The reliable calculation of tubing pressure drops in oil and gas wells is important for the most cost effective design of well completions. None of the traditional multiphase flow correlations works well across the full range of conditions encountered in oil and gas fields. Consequently, two of the recently published "mechanistic" models, one by Ansari, the other by Hasan & Kabir, were evaluated. The performance of these methods was compared against traditional correlations in three ways:
The predicted against measured pressure drops were compared for stable flow conditions using 246 data sets collected from 8 producing fields, including a gas and gas-condensate field. None of these data were available to the developers of any of the multiphase flow models evaluated.
Suitable methods should reliably predict the "lift curve minima". This determines when a well may need to be "kicked off', artificially lifted or recompleted.
The multiphase flow model must not contain discontinuities or be subject to convergence problems.
No single traditional correlation method gives good results in both oil and gas wells. In fact, most of the traditional methods which work reasonably in oil wells give very poor predictions for gas wells.

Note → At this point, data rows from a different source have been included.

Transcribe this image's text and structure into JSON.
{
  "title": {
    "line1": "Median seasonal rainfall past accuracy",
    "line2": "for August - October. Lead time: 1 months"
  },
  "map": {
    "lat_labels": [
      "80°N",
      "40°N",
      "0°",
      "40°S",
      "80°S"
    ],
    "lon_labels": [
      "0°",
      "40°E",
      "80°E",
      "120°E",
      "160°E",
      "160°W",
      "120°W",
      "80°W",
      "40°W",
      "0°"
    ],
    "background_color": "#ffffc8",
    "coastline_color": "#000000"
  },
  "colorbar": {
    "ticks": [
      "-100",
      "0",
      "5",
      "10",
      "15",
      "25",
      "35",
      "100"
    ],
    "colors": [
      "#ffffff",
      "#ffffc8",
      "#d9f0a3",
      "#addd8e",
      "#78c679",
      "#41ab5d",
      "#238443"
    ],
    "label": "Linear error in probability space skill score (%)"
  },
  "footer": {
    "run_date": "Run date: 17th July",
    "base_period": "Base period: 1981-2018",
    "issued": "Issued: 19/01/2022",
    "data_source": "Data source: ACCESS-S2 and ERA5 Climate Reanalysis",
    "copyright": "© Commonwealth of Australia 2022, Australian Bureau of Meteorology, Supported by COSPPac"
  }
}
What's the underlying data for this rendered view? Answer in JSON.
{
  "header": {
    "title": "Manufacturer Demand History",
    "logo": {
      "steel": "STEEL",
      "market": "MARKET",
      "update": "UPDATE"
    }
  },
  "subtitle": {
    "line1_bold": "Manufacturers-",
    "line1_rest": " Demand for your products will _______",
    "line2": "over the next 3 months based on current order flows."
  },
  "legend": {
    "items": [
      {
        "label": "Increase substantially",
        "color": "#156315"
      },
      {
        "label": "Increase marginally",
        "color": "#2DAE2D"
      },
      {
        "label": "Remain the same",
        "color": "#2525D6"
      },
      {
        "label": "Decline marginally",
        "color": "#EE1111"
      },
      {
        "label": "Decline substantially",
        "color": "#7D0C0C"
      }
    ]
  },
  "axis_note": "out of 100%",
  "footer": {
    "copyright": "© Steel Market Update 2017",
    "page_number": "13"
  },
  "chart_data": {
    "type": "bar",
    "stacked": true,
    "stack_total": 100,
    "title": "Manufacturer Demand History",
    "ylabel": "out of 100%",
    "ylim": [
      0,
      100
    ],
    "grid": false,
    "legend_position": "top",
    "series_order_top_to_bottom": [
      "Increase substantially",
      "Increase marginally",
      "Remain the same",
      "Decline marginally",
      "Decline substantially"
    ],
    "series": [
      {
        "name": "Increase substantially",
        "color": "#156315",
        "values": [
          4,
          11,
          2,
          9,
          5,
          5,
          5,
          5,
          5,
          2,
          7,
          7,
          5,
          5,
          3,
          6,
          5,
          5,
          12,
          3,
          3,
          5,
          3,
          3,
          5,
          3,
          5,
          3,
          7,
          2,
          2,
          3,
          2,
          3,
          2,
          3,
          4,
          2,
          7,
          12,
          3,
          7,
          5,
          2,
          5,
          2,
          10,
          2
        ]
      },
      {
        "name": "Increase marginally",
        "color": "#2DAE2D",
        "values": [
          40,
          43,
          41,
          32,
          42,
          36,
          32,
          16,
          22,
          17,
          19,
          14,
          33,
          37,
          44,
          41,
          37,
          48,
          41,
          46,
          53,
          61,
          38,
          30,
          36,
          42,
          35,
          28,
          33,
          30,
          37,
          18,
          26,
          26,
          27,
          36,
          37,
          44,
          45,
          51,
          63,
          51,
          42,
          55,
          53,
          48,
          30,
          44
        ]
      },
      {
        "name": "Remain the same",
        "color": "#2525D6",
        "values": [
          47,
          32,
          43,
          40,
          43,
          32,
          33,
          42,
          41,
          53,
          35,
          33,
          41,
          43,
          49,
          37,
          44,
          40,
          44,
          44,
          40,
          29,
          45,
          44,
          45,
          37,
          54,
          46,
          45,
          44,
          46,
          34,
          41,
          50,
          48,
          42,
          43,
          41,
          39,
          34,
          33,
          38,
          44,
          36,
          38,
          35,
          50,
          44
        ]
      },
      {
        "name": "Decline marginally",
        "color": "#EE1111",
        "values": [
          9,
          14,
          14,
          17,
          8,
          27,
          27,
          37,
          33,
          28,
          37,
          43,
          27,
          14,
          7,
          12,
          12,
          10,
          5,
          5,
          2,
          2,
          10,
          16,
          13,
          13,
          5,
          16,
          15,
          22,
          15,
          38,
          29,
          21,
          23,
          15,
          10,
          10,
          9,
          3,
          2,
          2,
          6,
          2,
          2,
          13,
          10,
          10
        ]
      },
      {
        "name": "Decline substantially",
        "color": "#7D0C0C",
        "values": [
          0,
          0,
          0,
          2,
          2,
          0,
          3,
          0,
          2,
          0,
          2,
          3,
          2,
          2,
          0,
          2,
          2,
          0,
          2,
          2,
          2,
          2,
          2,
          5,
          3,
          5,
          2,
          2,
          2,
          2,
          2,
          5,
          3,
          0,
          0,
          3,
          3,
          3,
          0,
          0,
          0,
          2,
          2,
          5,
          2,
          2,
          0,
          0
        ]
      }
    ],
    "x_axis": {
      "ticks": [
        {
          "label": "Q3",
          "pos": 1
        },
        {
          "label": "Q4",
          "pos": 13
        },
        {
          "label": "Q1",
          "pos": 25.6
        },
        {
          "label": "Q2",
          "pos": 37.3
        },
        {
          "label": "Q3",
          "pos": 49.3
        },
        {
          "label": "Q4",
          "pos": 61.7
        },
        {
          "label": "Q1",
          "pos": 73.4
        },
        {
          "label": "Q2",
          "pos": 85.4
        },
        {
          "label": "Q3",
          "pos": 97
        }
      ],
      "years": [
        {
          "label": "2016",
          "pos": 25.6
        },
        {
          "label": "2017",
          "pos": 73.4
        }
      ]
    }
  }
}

Hasan & Kabir's mechanistic method was generally found to be no better than the traditional correlation methods. However, the Ansari mechanistic model gave consistently reasonable performance. Although it did not give the most accurate results in every field, it gave reasonable results across the complete range of fields studied. The Ansari method also gives a reliable prediction of the lift curve minima. Areas in which it needs improvement were identified.
By comparison the best of the traditional methods, the Hagedorn & Brown correlation, gave good results for stable flow conditions in oil wells, but it does not correctly predict the lift curve minima. A field example shows how this can lead to erroneous conclusions.